This comedown is worse than after a drug-fuelled night. My mind finds it impossible to adjust to a new, normal day. The bright morning sun breaking through the blinds is unbearable to my eyes and to my soul, that desperately wants to crawl back to that other dark, parallel universe, where time stood still, thoughts and responsibilities seized to exist and the only purpose of my being was to feed the appetite of those ravenous creatures of the night.
My autopilot signals for coffee, but I ignore it a bit longer.
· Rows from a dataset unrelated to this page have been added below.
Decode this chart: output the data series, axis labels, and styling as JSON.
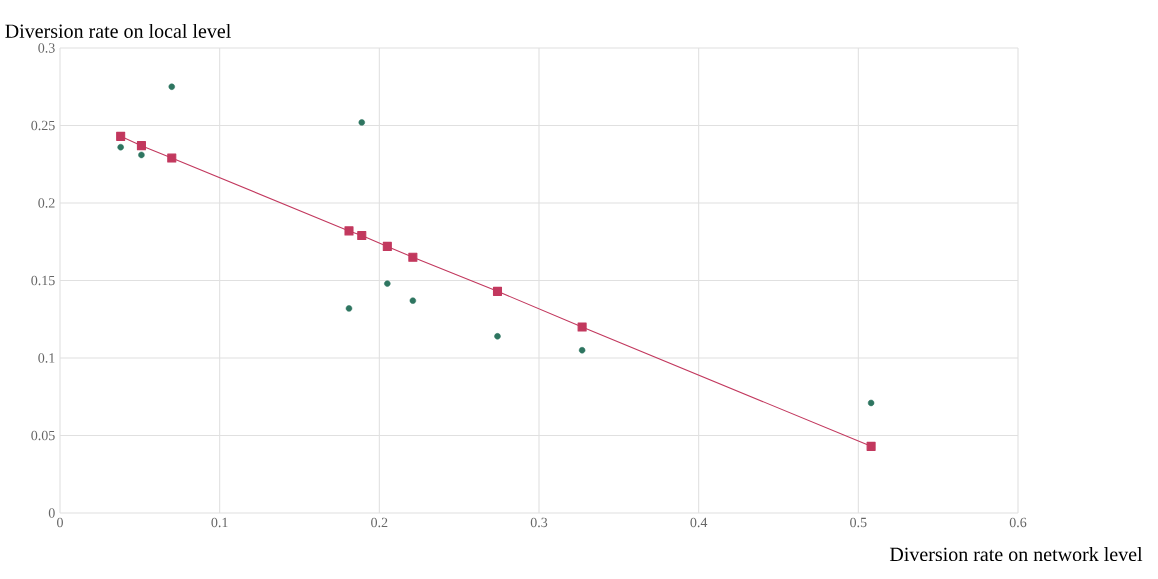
{
  "chart_data": {
    "type": "scatter",
    "xlabel": "Diversion rate on network level",
    "ylabel": "Diversion rate on local level",
    "series": [
      {
        "marker": "circle",
        "color": "#2e7560",
        "x": [
          0.038,
          0.051,
          0.07,
          0.189,
          0.181,
          0.205,
          0.221,
          0.274,
          0.327,
          0.508
        ],
        "values": [
          0.236,
          0.231,
          0.275,
          0.252,
          0.132,
          0.148,
          0.137,
          0.114,
          0.105,
          0.071
        ]
      },
      {
        "type": "line",
        "marker": "square",
        "line_style": "solid",
        "color": "#c2385e",
        "x": [
          0.038,
          0.051,
          0.07,
          0.181,
          0.189,
          0.205,
          0.221,
          0.274,
          0.327,
          0.508
        ],
        "values": [
          0.243,
          0.237,
          0.229,
          0.182,
          0.179,
          0.172,
          0.165,
          0.143,
          0.12,
          0.043
        ]
      }
    ],
    "xlim": [
      0,
      0.6
    ],
    "ylim": [
      0,
      0.3
    ],
    "xticks": [
      0,
      0.1,
      0.2,
      0.3,
      0.4,
      0.5,
      0.6
    ],
    "yticks": [
      0,
      0.05,
      0.1,
      0.15,
      0.2,
      0.25,
      0.3
    ],
    "grid": true
  }
}
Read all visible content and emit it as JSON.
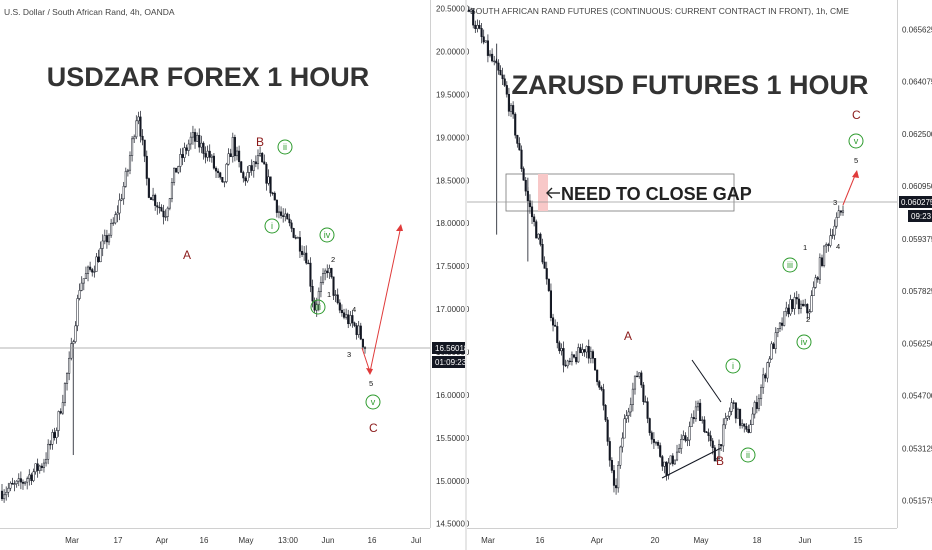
{
  "colors": {
    "candle": "#131722",
    "wave_red": "#8b1a1a",
    "wave_green": "#2e9b2e",
    "projection": "#e03b3b",
    "gap_fill": "#f8c8c8",
    "price_tag": "#131722"
  },
  "left": {
    "header": "U.S. Dollar / South African Rand, 4h, OANDA",
    "title": "USDZAR FOREX 1 HOUR",
    "price_tag": "16.56018",
    "countdown": "01:09:23",
    "x_ticks": [
      "Mar",
      "17",
      "Apr",
      "16",
      "May",
      "13:00",
      "Jun",
      "16",
      "Jul"
    ],
    "wave_labels": {
      "A": "A",
      "B": "B",
      "C": "C",
      "g1": "i",
      "g2": "ii",
      "g3": "iii",
      "g4": "iv",
      "g5": "v",
      "n1": "1",
      "n2": "2",
      "n3": "3",
      "n4": "4",
      "n5": "5"
    }
  },
  "right": {
    "header": "SOUTH AFRICAN RAND FUTURES (CONTINUOUS: CURRENT CONTRACT IN FRONT), 1h, CME",
    "title": "ZARUSD FUTURES 1 HOUR",
    "annotation": "NEED TO CLOSE GAP",
    "price_tag": "0.060275",
    "countdown": "09:23",
    "x_ticks": [
      "Mar",
      "16",
      "Apr",
      "20",
      "May",
      "18",
      "Jun",
      "15"
    ],
    "wave_labels": {
      "A": "A",
      "B": "B",
      "C": "C",
      "g1": "i",
      "g2": "ii",
      "g3": "iii",
      "g4": "iv",
      "g5": "v",
      "n1": "1",
      "n2": "2",
      "n3": "3",
      "n4": "4",
      "n5": "5"
    }
  },
  "chart_data": [
    {
      "type": "candlestick",
      "title": "USDZAR FOREX 1 HOUR",
      "y_ticks": [
        "20.50000",
        "20.00000",
        "19.50000",
        "19.00000",
        "18.50000",
        "18.00000",
        "17.50000",
        "17.00000",
        "16.50000",
        "16.00000",
        "15.50000",
        "15.00000",
        "14.50000"
      ],
      "ylim": [
        14.45,
        20.6
      ],
      "last_price": 16.56018,
      "close_path": [
        {
          "x": "Feb 25",
          "y": 14.88
        },
        {
          "x": "Mar 2",
          "y": 14.95
        },
        {
          "x": "Mar 9",
          "y": 15.2
        },
        {
          "x": "Mar 13",
          "y": 15.6
        },
        {
          "x": "Mar 17",
          "y": 16.4
        },
        {
          "x": "Mar 20",
          "y": 17.3
        },
        {
          "x": "Mar 24",
          "y": 17.5
        },
        {
          "x": "Mar 30",
          "y": 18.0
        },
        {
          "x": "Apr 3",
          "y": 18.6
        },
        {
          "x": "Apr 6",
          "y": 19.35
        },
        {
          "x": "Apr 9",
          "y": 18.4
        },
        {
          "x": "Apr 14",
          "y": 18.1
        },
        {
          "x": "Apr 17",
          "y": 18.6
        },
        {
          "x": "Apr 22",
          "y": 19.0
        },
        {
          "x": "Apr 27",
          "y": 18.8
        },
        {
          "x": "May 1",
          "y": 18.4
        },
        {
          "x": "May 4",
          "y": 18.95
        },
        {
          "x": "May 7",
          "y": 18.5
        },
        {
          "x": "May 12",
          "y": 18.75
        },
        {
          "x": "May 18",
          "y": 18.1
        },
        {
          "x": "May 22",
          "y": 17.9
        },
        {
          "x": "May 26",
          "y": 17.6
        },
        {
          "x": "May 28",
          "y": 17.0
        },
        {
          "x": "Jun 1",
          "y": 17.5
        },
        {
          "x": "Jun 4",
          "y": 17.0
        },
        {
          "x": "Jun 10",
          "y": 16.75
        },
        {
          "x": "Jun 12",
          "y": 16.56
        }
      ],
      "projection": [
        {
          "x": "Jun 12",
          "y": 16.56
        },
        {
          "x": "Jun 15",
          "y": 16.2
        },
        {
          "x": "Jun 25",
          "y": 18.0
        }
      ],
      "waves": [
        {
          "label": "A",
          "y": 17.9
        },
        {
          "label": "B",
          "y": 19.1
        },
        {
          "label": "C",
          "y": 15.6
        },
        {
          "label": "i",
          "y": 18.0
        },
        {
          "label": "ii",
          "y": 18.95
        },
        {
          "label": "iii",
          "y": 16.95
        },
        {
          "label": "iv",
          "y": 17.9
        },
        {
          "label": "v",
          "y": 16.1
        }
      ]
    },
    {
      "type": "candlestick",
      "title": "ZARUSD FUTURES 1 HOUR",
      "y_ticks": [
        "0.065625",
        "0.064075",
        "0.062500",
        "0.060950",
        "0.059375",
        "0.057825",
        "0.056250",
        "0.054700",
        "0.053125",
        "0.051575"
      ],
      "ylim": [
        0.05075,
        0.0665
      ],
      "last_price": 0.060275,
      "close_path": [
        {
          "x": "Feb 24",
          "y": 0.0662
        },
        {
          "x": "Mar 2",
          "y": 0.0648
        },
        {
          "x": "Mar 6",
          "y": 0.064
        },
        {
          "x": "Mar 9",
          "y": 0.0628
        },
        {
          "x": "Mar 13",
          "y": 0.0605
        },
        {
          "x": "Mar 17",
          "y": 0.059
        },
        {
          "x": "Mar 20",
          "y": 0.057
        },
        {
          "x": "Mar 24",
          "y": 0.0555
        },
        {
          "x": "Mar 30",
          "y": 0.0562
        },
        {
          "x": "Apr 3",
          "y": 0.055
        },
        {
          "x": "Apr 7",
          "y": 0.0517
        },
        {
          "x": "Apr 10",
          "y": 0.054
        },
        {
          "x": "Apr 14",
          "y": 0.0555
        },
        {
          "x": "Apr 17",
          "y": 0.0538
        },
        {
          "x": "Apr 22",
          "y": 0.0525
        },
        {
          "x": "Apr 28",
          "y": 0.0535
        },
        {
          "x": "May 1",
          "y": 0.0544
        },
        {
          "x": "May 6",
          "y": 0.0528
        },
        {
          "x": "May 11",
          "y": 0.0545
        },
        {
          "x": "May 15",
          "y": 0.0535
        },
        {
          "x": "May 19",
          "y": 0.0548
        },
        {
          "x": "May 22",
          "y": 0.056
        },
        {
          "x": "May 28",
          "y": 0.0575
        },
        {
          "x": "Jun 2",
          "y": 0.0572
        },
        {
          "x": "Jun 5",
          "y": 0.0585
        },
        {
          "x": "Jun 9",
          "y": 0.0597
        },
        {
          "x": "Jun 12",
          "y": 0.060275
        }
      ],
      "projection": [
        {
          "x": "Jun 12",
          "y": 0.060275
        },
        {
          "x": "Jun 15",
          "y": 0.0612
        }
      ],
      "waves": [
        {
          "label": "A",
          "y": 0.056
        },
        {
          "label": "B",
          "y": 0.052
        },
        {
          "label": "C",
          "y": 0.063
        },
        {
          "label": "i",
          "y": 0.0551
        },
        {
          "label": "ii",
          "y": 0.0522
        },
        {
          "label": "iii",
          "y": 0.0582
        },
        {
          "label": "iv",
          "y": 0.0565
        },
        {
          "label": "v",
          "y": 0.062
        }
      ]
    }
  ]
}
My body aches with that gratifying muscle pain, you have after your favourite kind of exercise or a night of carnal sex. And sometimes it’s one and the same. I feel raw and used, but again, it is a welcome sensation; not so much as pain, but a vivid reminder of all the positions I was to endure and how my body was pushed to its absolute limits, a stark reminder of how things can sometimes get slightly out of hand; the thin line between pleasure and pain having been overstepped a few times, because the adrenaline pulsing through my veins didn’t allow me to halt them in their rampage, to warn them that they are tearing me apart. They were beyond the point where simply taking me would have quenched their thirst; they needed to hurt me. And I enjoyed being their prey.
It’s not my physical body that refuses to start the day. It's my mind, clinging dearly to the memories of that other world, the flashbacks of feeling so full and complete, crushed between their hot, naked bodies. Not unlike a bad case of hungover, my head is still spinning, full of the heady, intoxicating things they said, the echoes of their altered tones still ringing in my ear.
It is addiction of a different kind.
That sudden thought startles me and I force myself to finally get up. I stretch, I cover my otherwise naked body pulling down the old t-shirt that I’ve found on the floor last night and decided to double it as a nightie. I adjust my ponytail, that’s still disheveled for being used both as leverage and reins.